Daniel Russel wrote: >> Although everything compiles, MSVC spits out a bunch of warnings about >> the MKSUnit stuff > I looked this morning and, as far as I could tell, it was warning about > using a standard feature of C++ that I was intentionally using. MSVC has > ways to turning off specific warnings, so I may go and turn the warnings > off for those calls.
Good; that was my understanding too. It's unfortunate that MSVC sucks.
> The patch is a bit hazy on what NDEBUG should do (reflecting my > haziness). In general, NDEBUG should do or not do whatever we want it to > do (and turning it on shouldn't make code slower).

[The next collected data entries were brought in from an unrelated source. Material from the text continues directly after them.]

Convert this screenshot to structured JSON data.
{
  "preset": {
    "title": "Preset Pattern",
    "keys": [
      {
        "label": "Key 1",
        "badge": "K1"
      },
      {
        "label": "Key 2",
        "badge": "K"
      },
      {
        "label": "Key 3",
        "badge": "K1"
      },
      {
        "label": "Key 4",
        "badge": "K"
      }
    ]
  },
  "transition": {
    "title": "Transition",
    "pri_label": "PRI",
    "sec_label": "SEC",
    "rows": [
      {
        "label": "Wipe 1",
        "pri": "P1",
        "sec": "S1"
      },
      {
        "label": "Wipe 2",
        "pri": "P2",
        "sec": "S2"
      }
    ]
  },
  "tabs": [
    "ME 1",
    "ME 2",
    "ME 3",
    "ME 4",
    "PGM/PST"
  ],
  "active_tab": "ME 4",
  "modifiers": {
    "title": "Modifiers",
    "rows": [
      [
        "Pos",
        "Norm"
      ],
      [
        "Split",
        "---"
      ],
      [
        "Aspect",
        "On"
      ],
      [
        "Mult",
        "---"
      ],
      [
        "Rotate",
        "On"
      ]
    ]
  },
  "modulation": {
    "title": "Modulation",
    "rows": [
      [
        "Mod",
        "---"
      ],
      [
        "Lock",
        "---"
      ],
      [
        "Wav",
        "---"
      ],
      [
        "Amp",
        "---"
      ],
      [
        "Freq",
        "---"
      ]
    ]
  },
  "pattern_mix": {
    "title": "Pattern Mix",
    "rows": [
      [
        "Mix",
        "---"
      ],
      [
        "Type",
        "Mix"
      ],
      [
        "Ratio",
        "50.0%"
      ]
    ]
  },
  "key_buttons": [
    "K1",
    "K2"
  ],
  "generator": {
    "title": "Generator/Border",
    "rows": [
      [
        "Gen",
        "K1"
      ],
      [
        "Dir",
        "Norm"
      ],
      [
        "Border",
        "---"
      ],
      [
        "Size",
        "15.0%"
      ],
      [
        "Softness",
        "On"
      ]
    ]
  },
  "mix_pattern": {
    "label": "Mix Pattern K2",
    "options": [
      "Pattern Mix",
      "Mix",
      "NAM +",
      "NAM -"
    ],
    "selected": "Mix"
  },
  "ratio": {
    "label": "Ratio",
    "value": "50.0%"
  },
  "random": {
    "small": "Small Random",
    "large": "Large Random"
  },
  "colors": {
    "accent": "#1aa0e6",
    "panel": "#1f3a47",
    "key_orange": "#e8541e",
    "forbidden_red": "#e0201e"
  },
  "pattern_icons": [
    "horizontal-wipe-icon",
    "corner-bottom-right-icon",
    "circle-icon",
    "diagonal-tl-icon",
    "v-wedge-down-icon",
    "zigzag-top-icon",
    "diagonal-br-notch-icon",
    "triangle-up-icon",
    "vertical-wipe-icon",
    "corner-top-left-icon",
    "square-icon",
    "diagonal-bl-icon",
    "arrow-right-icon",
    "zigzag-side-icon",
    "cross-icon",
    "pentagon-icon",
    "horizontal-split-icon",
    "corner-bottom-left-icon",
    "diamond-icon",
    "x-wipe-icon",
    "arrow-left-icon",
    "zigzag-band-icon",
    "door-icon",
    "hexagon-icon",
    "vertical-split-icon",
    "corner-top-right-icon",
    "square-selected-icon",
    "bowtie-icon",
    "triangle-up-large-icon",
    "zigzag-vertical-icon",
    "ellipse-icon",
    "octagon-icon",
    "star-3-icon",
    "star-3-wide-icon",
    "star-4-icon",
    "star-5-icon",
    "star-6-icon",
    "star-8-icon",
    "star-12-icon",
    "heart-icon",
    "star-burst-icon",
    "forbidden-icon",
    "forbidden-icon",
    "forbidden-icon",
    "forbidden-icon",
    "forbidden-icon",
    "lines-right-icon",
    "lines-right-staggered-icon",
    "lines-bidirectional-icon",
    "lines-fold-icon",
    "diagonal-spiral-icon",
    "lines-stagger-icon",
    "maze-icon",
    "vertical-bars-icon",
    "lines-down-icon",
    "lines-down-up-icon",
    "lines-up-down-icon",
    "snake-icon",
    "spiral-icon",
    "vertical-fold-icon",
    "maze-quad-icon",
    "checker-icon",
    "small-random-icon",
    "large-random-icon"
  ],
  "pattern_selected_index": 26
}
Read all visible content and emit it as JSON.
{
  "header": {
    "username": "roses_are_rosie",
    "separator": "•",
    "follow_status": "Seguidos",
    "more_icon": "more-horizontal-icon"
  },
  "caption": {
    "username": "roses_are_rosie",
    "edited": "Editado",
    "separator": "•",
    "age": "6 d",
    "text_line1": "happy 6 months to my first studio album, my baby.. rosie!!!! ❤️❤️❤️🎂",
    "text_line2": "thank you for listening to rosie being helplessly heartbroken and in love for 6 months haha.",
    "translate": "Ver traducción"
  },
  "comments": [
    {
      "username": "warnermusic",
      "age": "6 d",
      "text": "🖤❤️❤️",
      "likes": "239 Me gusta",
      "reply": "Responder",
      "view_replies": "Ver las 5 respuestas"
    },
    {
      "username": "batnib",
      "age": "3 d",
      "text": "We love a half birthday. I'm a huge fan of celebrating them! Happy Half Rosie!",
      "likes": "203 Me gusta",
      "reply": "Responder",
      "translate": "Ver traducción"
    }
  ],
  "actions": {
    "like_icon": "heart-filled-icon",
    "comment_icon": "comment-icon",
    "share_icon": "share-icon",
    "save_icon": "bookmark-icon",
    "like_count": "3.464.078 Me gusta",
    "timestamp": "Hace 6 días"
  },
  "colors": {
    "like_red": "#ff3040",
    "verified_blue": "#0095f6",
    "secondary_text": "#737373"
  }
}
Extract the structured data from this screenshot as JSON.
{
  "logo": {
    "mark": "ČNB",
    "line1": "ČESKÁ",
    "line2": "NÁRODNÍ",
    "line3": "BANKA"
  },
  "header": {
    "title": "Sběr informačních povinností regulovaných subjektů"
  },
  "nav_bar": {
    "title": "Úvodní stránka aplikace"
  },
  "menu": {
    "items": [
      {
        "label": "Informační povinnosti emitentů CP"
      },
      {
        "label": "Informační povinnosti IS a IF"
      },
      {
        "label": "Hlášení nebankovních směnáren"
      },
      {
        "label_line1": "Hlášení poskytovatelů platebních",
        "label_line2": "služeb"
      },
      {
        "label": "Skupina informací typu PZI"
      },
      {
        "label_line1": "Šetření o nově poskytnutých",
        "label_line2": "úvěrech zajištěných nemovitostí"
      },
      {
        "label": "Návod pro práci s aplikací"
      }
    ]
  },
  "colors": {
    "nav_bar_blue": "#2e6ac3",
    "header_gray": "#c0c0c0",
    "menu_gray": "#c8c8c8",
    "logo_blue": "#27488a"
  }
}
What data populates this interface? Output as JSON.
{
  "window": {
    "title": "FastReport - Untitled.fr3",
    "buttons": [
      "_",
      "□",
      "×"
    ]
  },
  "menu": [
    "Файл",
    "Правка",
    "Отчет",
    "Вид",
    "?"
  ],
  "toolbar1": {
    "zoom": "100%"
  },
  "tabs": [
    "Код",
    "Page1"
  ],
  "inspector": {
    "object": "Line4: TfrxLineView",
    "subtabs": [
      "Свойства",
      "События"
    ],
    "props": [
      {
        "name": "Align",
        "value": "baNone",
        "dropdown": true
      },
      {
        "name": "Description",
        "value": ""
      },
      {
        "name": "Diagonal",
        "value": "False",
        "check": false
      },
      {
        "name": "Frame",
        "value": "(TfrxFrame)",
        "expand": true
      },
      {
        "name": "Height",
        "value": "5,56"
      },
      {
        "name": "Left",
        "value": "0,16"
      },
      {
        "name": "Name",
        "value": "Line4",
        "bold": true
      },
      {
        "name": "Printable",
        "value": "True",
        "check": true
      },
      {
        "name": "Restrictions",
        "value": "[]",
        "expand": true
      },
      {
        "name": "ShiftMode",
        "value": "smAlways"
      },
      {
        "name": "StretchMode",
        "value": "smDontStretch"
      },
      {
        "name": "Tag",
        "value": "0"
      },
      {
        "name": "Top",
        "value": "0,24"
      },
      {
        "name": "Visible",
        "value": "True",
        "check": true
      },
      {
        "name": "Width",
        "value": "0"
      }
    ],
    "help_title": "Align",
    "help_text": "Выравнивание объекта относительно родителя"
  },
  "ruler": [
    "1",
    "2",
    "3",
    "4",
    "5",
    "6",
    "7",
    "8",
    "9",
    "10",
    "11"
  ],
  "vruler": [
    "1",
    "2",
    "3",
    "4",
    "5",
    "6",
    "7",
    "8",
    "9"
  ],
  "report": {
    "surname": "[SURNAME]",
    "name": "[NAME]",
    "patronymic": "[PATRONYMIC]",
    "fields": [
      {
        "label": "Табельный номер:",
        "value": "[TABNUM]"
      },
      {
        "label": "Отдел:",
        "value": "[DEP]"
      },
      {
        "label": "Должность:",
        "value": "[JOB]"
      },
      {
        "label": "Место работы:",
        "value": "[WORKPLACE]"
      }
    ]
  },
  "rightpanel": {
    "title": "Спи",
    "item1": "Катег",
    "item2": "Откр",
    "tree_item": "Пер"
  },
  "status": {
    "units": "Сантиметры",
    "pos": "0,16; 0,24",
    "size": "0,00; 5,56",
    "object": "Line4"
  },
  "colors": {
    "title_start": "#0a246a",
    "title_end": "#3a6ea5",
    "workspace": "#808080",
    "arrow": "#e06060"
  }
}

Other than that, I > wouldn't worry too much about user expectations, especially since we > don't allow the users to control it directly.
The only thing we can say for sure is that when NDEBUG is defined, assert() is a noop. IMHO, IMP_assert() acts like assert(), so it should do the same thing - that's how I put it in the patch I committed. For the other runtime checks, it seems reasonable for it to be like CHEAP or NONE, as you say.
> From what I understand, the tests were exposing bugs in IMP. The > patches probably should have fixed the bugs and in case we should fix > the bugs in IMP rather than just disable the tests. Or am I confused.
You are probably confused because it did both. ;) The patch did fix the bug in IMP (use of invalidated iterators). It also disabled the particle deletion part of the tests, because IMP was touching freed particle pointers in that case. Arguably that's also a bug in IMP, but it was my understanding that we can't "fix" that without putting in particle reference counting, which I didn't have the time to do.